Da mesi i grandi media trattano diffusamente temi legati alla guerra in Ucraina. Dubito che vengano seguiti dai giovani perché non possono condividerne l’impostazione pregiudiziale, ritenendo fuorviante la contrapposizione proposta tra valori e disvalori (bene e male, civiltà e barbarie, occidente e oriente, libertà e oppressione, democrazia e autocrazia, guerra difensiva e aggressione, morti eroiche e uccisioni indiscriminate di civili, ecc.), ignorando il dubbio che potrebbe anche trattarsi di una lotta senza esclusione di colpi tra le grandi potenze per il predominio del mondo, il controllo delle materie prime e dei mercati, la produzione e la vendita degli armamenti, la difesa di interessi materiali e immateriali esistenti o possibili.

La visione del mondo dei giovani (e quindi anche della seconda generazione di italiani in Svizzera) è diversa perché orientata decisamente verso la pace. Non esistono ragioni valide per scatenare una guerra e per non fermarla se già avviata. Nemmeno la «patria» è più sentita come un valore per cui morire, quando può essere meglio difesa col dialogo, con accordi bilaterali e internazionali, con compromessi, con le autonomie locali, con la libera circolazione delle persone, con la collaborazione a più livelli, ecc.

Italiani per la pace

Soprattutto i giovani italiani, per principio, ripudiano la guerra «come strumento di offesa alla libertà degli altri popoli e come mezzo di risoluzione delle controversie internazionali» (art. 11 della Costituzione italiana). Sono contrari, fra l’altro per considerazioni di opportunità e di risparmio, al rafforzamento dei confini, degli armamenti, delle coalizioni militari, delle contrapposizioni ideologiche e delle condanne indiscriminate di intere popolazioni. Anche per questo la riuscita della seconda generazione dovrebbe rappresentare un modello in Europa.

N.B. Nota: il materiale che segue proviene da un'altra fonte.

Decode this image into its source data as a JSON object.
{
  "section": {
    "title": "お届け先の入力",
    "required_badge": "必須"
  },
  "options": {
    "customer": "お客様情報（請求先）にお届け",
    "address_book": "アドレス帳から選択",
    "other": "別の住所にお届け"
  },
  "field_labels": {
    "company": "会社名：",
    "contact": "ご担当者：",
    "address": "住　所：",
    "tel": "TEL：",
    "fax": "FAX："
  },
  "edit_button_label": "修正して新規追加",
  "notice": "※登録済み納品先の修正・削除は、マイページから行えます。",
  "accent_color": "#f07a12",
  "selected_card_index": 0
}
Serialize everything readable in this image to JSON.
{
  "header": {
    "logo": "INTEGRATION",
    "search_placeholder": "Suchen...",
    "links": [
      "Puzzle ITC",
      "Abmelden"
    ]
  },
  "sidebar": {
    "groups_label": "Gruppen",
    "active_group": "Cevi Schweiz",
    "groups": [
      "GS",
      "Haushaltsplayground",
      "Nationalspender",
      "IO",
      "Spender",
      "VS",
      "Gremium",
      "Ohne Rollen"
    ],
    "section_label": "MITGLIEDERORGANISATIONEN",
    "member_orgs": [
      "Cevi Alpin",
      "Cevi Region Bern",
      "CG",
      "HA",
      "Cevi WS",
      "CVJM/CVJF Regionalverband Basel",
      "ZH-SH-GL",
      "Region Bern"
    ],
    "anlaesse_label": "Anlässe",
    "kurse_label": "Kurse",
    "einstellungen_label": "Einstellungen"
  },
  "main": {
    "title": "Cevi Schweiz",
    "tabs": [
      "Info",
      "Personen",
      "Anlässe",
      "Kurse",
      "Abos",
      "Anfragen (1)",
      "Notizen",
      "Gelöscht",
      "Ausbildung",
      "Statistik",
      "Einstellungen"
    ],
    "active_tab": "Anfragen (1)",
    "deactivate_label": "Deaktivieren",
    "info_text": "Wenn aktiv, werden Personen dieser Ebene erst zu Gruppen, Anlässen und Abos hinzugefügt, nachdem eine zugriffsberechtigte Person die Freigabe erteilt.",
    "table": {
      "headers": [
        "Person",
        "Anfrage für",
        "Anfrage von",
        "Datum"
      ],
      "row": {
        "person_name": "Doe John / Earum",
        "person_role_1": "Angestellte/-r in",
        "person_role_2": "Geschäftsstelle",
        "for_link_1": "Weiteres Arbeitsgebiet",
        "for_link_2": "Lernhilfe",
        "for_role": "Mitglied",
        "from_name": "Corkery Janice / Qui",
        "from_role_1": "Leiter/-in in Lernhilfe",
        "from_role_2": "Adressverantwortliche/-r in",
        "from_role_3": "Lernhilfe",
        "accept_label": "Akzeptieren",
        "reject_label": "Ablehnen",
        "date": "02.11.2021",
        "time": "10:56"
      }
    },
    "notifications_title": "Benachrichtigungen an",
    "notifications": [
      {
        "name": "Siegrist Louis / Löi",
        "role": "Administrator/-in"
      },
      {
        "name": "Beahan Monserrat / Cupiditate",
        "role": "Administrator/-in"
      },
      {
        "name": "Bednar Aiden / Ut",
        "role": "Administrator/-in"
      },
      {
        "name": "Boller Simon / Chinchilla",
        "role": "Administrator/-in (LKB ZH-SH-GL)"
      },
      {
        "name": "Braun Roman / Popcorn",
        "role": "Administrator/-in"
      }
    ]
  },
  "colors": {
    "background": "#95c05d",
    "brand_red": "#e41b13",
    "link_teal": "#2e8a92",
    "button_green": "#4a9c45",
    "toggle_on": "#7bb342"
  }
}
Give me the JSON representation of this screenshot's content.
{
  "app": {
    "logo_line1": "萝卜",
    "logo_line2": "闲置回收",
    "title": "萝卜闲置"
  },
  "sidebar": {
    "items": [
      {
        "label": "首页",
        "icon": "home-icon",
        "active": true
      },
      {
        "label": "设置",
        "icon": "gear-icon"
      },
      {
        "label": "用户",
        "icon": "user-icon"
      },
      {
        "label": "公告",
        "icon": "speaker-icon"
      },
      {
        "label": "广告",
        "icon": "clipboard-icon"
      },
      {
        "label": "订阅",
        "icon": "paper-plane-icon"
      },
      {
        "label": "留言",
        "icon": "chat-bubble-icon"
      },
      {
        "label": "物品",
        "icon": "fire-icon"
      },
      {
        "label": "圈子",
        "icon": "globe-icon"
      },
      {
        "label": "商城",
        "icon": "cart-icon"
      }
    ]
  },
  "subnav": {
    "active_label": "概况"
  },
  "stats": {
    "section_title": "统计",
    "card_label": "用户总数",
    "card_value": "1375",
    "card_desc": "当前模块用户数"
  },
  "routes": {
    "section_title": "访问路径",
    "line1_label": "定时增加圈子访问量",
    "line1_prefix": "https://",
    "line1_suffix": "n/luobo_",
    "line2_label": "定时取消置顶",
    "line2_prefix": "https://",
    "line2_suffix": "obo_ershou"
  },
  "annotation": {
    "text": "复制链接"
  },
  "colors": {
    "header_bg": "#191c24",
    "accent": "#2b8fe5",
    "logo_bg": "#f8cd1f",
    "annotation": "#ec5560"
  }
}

Non va infine dimenticato che i giovani di oggi non amano i confini e preferiscono viaggiare liberamente, fare esperienze, conoscere popoli e mondi diversi. Sono la generazione «Erasmus». E benché questo nome sia in realtà un acronimo (EuRopean Community Action Scheme for the Mobility of University Students), nei giovani richiama facilmente il grande umanista Erasmo da Rotterdam, irriducibile avversario della guerra e sostenitore della pace.

Considerava la guerra una follia, un oltraggio alla ragione, «una cosa tanto crudele da convenire alle belve più che agli uomini», una pazzia, «così rovinosa da portare con sé la totale corruzione dei costumi, tanto ingiusta da offrire ai peggiori predoni la migliore occasione di affermarsi, tanto empia da non avere nulla in comune con Cristo». (Elogio della follia).

I giovani di oggi, magari non cattolici né cristiani, sono anche più dalla parte di papa Francesco che dalla parte dei sostenitori della «guerra giusta» che vorrebbero prolungarla fino alla vittoria finale degli ucraini. No, per papa Francesco la guerra è una sconfitta per l’umanità, è una vergogna che venga sostenuta con una crescente produzione di armi sempre più sofisticate e micidiali, è inaccettabile consentire che ogni giorno aggiunga altre morti e distruzioni.

I giovani della seconda generazione conoscono bene la differenza tra guerra e pace, morte e vita, distruzione e sviluppo. Dovrebbero forse renderlo ancor più evidente, al mondo intero.